“La mayoría de los clientes ya regresó”, dice Adriana Silvestre, de Push PTS Miami

“La mayoría de los clientes ya regresó”, dice Adriana Silvestre, de Push PTS Miami

“La mayoría de nuestros clientes ha regresado y es llamativa la cantidad de nuevos usuarios que recibimos”, comenta Adriana Silvestre, una emprendedora argentina radicada desde 2009 en Miami, Estados Unidos, donde montó junto a un entrenador un gimnasio especializado en servicios personalizados, que bautizaron Push PTS.

Muchos de sus nuevos clientes llegaron “porque sus gimnasios habían cerrado o bien porque no cumplían con las normas de seguridad que fijaban los protocolos”, explica Silvestre. En Miami hoy la vida es prácticamente normal y ya no es obligatorio el uso de tapabocas. “Hoy estamos trabajando casi con nuestros estándares habituales”, destaca.

Sin embargo, en Push PTS los entrenadores y el personal de limpieza siguen usando tapabocas –aunque están vacunados-, mantienen los cuidados de limpieza y el gimnasio trata de evitar aglomeraciones. En 2020, este gimnasio se mantuvo cerrado durante tres meses, entre marzo y junio. “El impacto de esos tres meses fue muy fuerte”, relata Silvestre.

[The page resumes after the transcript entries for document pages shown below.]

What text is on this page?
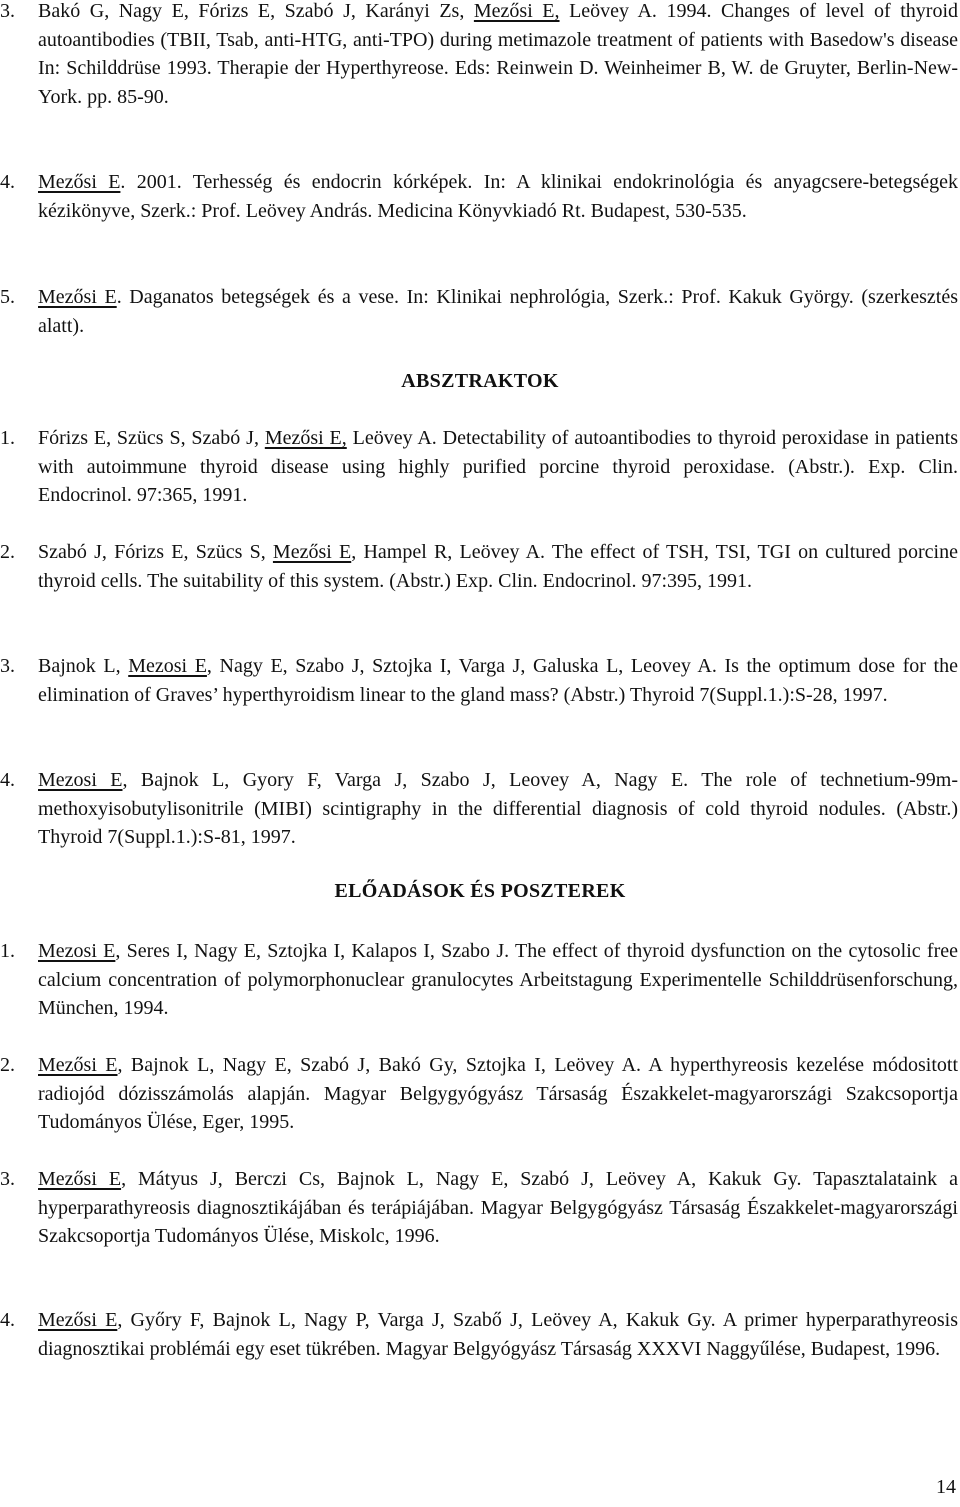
3. Bakó G, Nagy E, Fórizs E, Szabó J, Karányi Zs, Mezősi E, Leövey A. 1994. Changes of level of thyroid autoantibodies (TBII, Tsab, anti-HTG, anti-TPO) during metimazole treatment of patients with Basedow's disease In: Schilddrüse 1993. Therapie der Hyperthyreose. Eds: Reinwein D. Weinheimer B, W. de Gruyter, Berlin-New-York. pp. 85-90.
4. Mezősi E. 2001. Terhesség és endocrin kórképek. In: A klinikai endokrinológia és anyagcsere-betegségek kézikönyve, Szerk.: Prof. Leövey András. Medicina Könyvkiadó Rt. Budapest, 530-535.
5. Mezősi E. Daganatos betegségek és a vese. In: Klinikai nephrológia, Szerk.: Prof. Kakuk György. (szerkesztés alatt).
ABSZTRAKTOK
1. Fórizs E, Szücs S, Szabó J, Mezősi E, Leövey A. Detectability of autoantibodies to thyroid peroxidase in patients with autoimmune thyroid disease using highly purified porcine thyroid peroxidase. (Abstr.). Exp. Clin. Endocrinol. 97:365, 1991.
2. Szabó J, Fórizs E, Szücs S, Mezősi E, Hampel R, Leövey A. The effect of TSH, TSI, TGI on cultured porcine thyroid cells. The suitability of this system. (Abstr.) Exp. Clin. Endocrinol. 97:395, 1991.
3. Bajnok L, Mezosi E, Nagy E, Szabo J, Sztojka I, Varga J, Galuska L, Leovey A. Is the optimum dose for the elimination of Graves’ hyperthyroidism linear to the gland mass? (Abstr.) Thyroid 7(Suppl.1.):S-28, 1997.
4. Mezosi E, Bajnok L, Gyory F, Varga J, Szabo J, Leovey A, Nagy E. The role of technetium-99m-methoxyisobutylisonitrile (MIBI) scintigraphy in the differential diagnosis of cold thyroid nodules. (Abstr.) Thyroid 7(Suppl.1.):S-81, 1997.
ELŐADÁSOK ÉS POSZTEREK
1. Mezosi E, Seres I, Nagy E, Sztojka I, Kalapos I, Szabo J. The effect of thyroid dysfunction on the cytosolic free calcium concentration of polymorphonuclear granulocytes Arbeitstagung Experimentelle Schilddrüsenforschung, München, 1994.
2. Mezősi E, Bajnok L, Nagy E, Szabó J, Bakó Gy, Sztojka I, Leövey A. A hyperthyreosis kezelése módositott radiojód dózisszámolás alapján. Magyar Belgygyógyász Társaság Északkelet-magyarországi Szakcsoportja Tudományos Ülése, Eger, 1995.
3. Mezősi E, Mátyus J, Berczi Cs, Bajnok L, Nagy E, Szabó J, Leövey A, Kakuk Gy. Tapasztalataink a hyperparathyreosis diagnosztikájában és terápiájában. Magyar Belgygógyász Társaság Északkelet-magyarországi Szakcsoportja Tudományos Ülése, Miskolc, 1996.
4. Mezősi E, Győry F, Bajnok L, Nagy P, Varga J, Szabő J, Leövey A, Kakuk Gy. A primer hyperparathyreosis diagnosztikai problémái egy eset tükrében. Magyar Belgyógyász Társaság XXXVI Naggyűlése, Budapest, 1996.
14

“No recibimos prácticamente ninguna ayuda del Estado y estuvimos ese tiempo sin ingresos. Algunos de los entrenadores comenzaron a darles clases particulares a los clientes en sus casas”, dice la emprendedora. Y en esta línea remarca: “En ese periodo, el rol de los entrenadores fue decisivo porque nunca perdieron el ánimo a pesar de las dificultades”.

Al cerrar sus puertas, en Push PTS resolvieron congelar los paquetes de sesiones que sus miembros tenían ya contratados. “No nos pareció hacernos del dinero que la gente había pagado. Así que congelamos sus planes y les dimos la posibilidad de retomarlos hasta un año después de la reapertura ya que al comienzo algunos no se animaban a retomar”, explica.

Cuando el gimnasio finalmente reabrió en junio de 2020, “algunos socios que estaban desesperados por hacer actividad física volvieron desde el día uno”, dice Silvestre, quien también es licenciada en administración de empresas. Como su gimnasio ya trabajaba con grupos reducidos y con cita previa, no le resultó complejo adaptarse a las nuevas normas.

“Solo pasamos de trabajar con cuatro entrenadores personales a la vez a hacerlo con dos sesiones por hora para poder respetar el distanciamiento. Lo más difícil fue lidiar con clientes que se rehusaban a ponerse tapabocas mientras entrenaban, lo cual generó discusiones con otros socios que eran muy estrictos con su uso”, recuerda Silvestre.